Saksikan Video Pilihan di Bawah Ini:

2 dari 3 halaman

Kisah Penciptaan Manusia

Suara melengking dari alat musik petik memecah keheningan. Disambut dengan suara instrumen lainnya, satu per satu pemain tampil di panggung dan berjalan ke sudut seberangnya. Tempo dijaga lambat demi mengundang penonton larut dalam suasana.

Ada yang berjalan selayaknya manusia berjalan setiap hari sambil membawa perabotan. Ada pula yang bergerak mirip ular yang merambat di lantai. Lainnya, ada yang meliuk-liukkan tubuh hingga mengingatkan pada sosok ikan.

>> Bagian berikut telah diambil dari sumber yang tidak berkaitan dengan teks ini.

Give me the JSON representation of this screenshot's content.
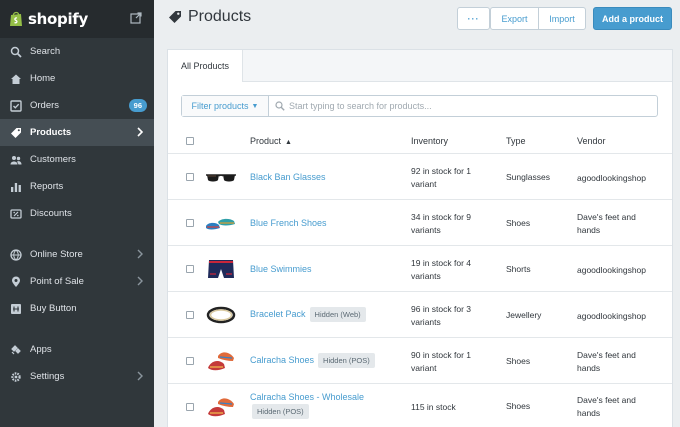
{
  "brand": {
    "name": "shopify"
  },
  "sidebar": {
    "items": [
      {
        "label": "Search",
        "icon": "search-icon"
      },
      {
        "label": "Home",
        "icon": "home-icon"
      },
      {
        "label": "Orders",
        "icon": "orders-icon",
        "badge": "96"
      },
      {
        "label": "Products",
        "icon": "tag-icon",
        "active": true
      },
      {
        "label": "Customers",
        "icon": "customers-icon"
      },
      {
        "label": "Reports",
        "icon": "reports-icon"
      },
      {
        "label": "Discounts",
        "icon": "discounts-icon"
      },
      {
        "label": "Online Store",
        "icon": "globe-icon"
      },
      {
        "label": "Point of Sale",
        "icon": "pin-icon"
      },
      {
        "label": "Buy Button",
        "icon": "buy-button-icon"
      },
      {
        "label": "Apps",
        "icon": "apps-icon"
      },
      {
        "label": "Settings",
        "icon": "gear-icon"
      }
    ]
  },
  "header": {
    "title": "Products",
    "more_label": "···",
    "export_label": "Export",
    "import_label": "Import",
    "add_label": "Add a product"
  },
  "tabs": [
    {
      "label": "All Products"
    }
  ],
  "filter": {
    "button_label": "Filter products",
    "search_placeholder": "Start typing to search for products..."
  },
  "table": {
    "columns": {
      "product": "Product",
      "inventory": "Inventory",
      "type": "Type",
      "vendor": "Vendor"
    },
    "rows": [
      {
        "name": "Black Ban Glasses",
        "tag": "",
        "inventory": "92 in stock for 1 variant",
        "type": "Sunglasses",
        "vendor": "agoodlookingshop",
        "thumb": "sunglasses"
      },
      {
        "name": "Blue French Shoes",
        "tag": "",
        "inventory": "34 in stock for 9 variants",
        "type": "Shoes",
        "vendor": "Dave's feet and hands",
        "thumb": "blue-shoes"
      },
      {
        "name": "Blue Swimmies",
        "tag": "",
        "inventory": "19 in stock for 4 variants",
        "type": "Shorts",
        "vendor": "agoodlookingshop",
        "thumb": "shorts"
      },
      {
        "name": "Bracelet Pack",
        "tag": "Hidden (Web)",
        "inventory": "96 in stock for 3 variants",
        "type": "Jewellery",
        "vendor": "agoodlookingshop",
        "thumb": "bracelet"
      },
      {
        "name": "Calracha Shoes",
        "tag": "Hidden (POS)",
        "inventory": "90 in stock for 1 variant",
        "type": "Shoes",
        "vendor": "Dave's feet and hands",
        "thumb": "red-shoes"
      },
      {
        "name": "Calracha Shoes - Wholesale",
        "tag": "Hidden (POS)",
        "inventory": "115 in stock",
        "type": "Shoes",
        "vendor": "Dave's feet and hands",
        "thumb": "red-shoes"
      }
    ]
  },
  "colors": {
    "accent": "#479ccf",
    "sidebar": "#30373b",
    "brand_green": "#95bf47"
  }
}
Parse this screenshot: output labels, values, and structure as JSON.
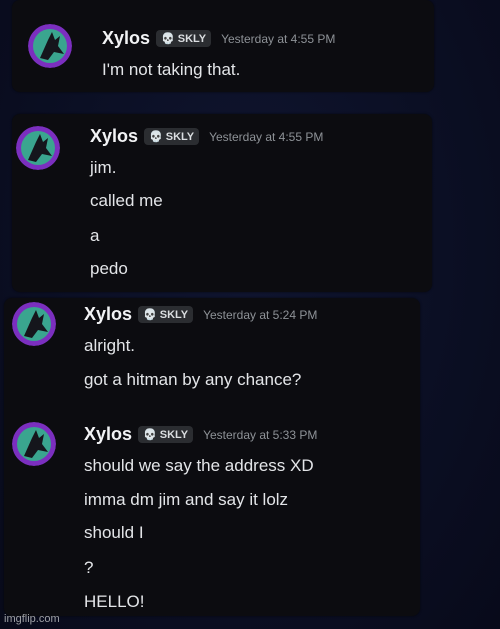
{
  "messages": [
    {
      "author": "Xylos",
      "tag": "SKLY",
      "timestamp": "Yesterday at 4:55 PM",
      "lines": [
        "I'm not taking that."
      ]
    },
    {
      "author": "Xylos",
      "tag": "SKLY",
      "timestamp": "Yesterday at 4:55 PM",
      "lines": [
        "jim.",
        "called me",
        "a",
        "pedo"
      ]
    },
    {
      "author": "Xylos",
      "tag": "SKLY",
      "timestamp": "Yesterday at 5:24 PM",
      "lines": [
        "alright.",
        "got a hitman by any chance?"
      ]
    },
    {
      "author": "Xylos",
      "tag": "SKLY",
      "timestamp": "Yesterday at 5:33 PM",
      "lines": [
        "should we say the address XD",
        "imma dm jim and say it lolz",
        "should I",
        "?",
        "HELLO!"
      ]
    }
  ],
  "watermark": "imgflip.com",
  "colors": {
    "background": "#0b0f24",
    "card": "#0c0c10",
    "username": "#f2f3f5",
    "timestamp": "#8e9297",
    "text": "#e3e5e8",
    "avatar_ring": "#7b2fbf",
    "avatar_fill": "#3aa58f"
  },
  "icons": {
    "tag_icon": "skull-icon"
  }
}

Adegan yang mengingatkan pada gambar berjalan itu berlangsung sekitar 10 menit. Bissu kembali bersuara, menerangkan awal mula cerita bergulir, yakni tentang Patagoge yang marah karena Dunia Tengah kosong melompong.

Patagoge yang merupakan penguasa Dunia Atas lalu menurunkan putranya, Batara Guru, ke Dunia Tengah. Sementara, dari dasar samudra, muncullah Wé Nyiliq Timoq. Mereka dinikahkan dalam pesta yang meriah.

Pernikahan itu menghasilkan kehamilan. Sang bissu mengabarkan pasangan tersebut memiliki kembar emas, seorang lelaki tampan dan perkasa penguasa bumi bernama Saweri Gading, dan seorang perempuan cantik jelita yang ditakdirkan menjadi pendeta di langit, We Tenriabeng.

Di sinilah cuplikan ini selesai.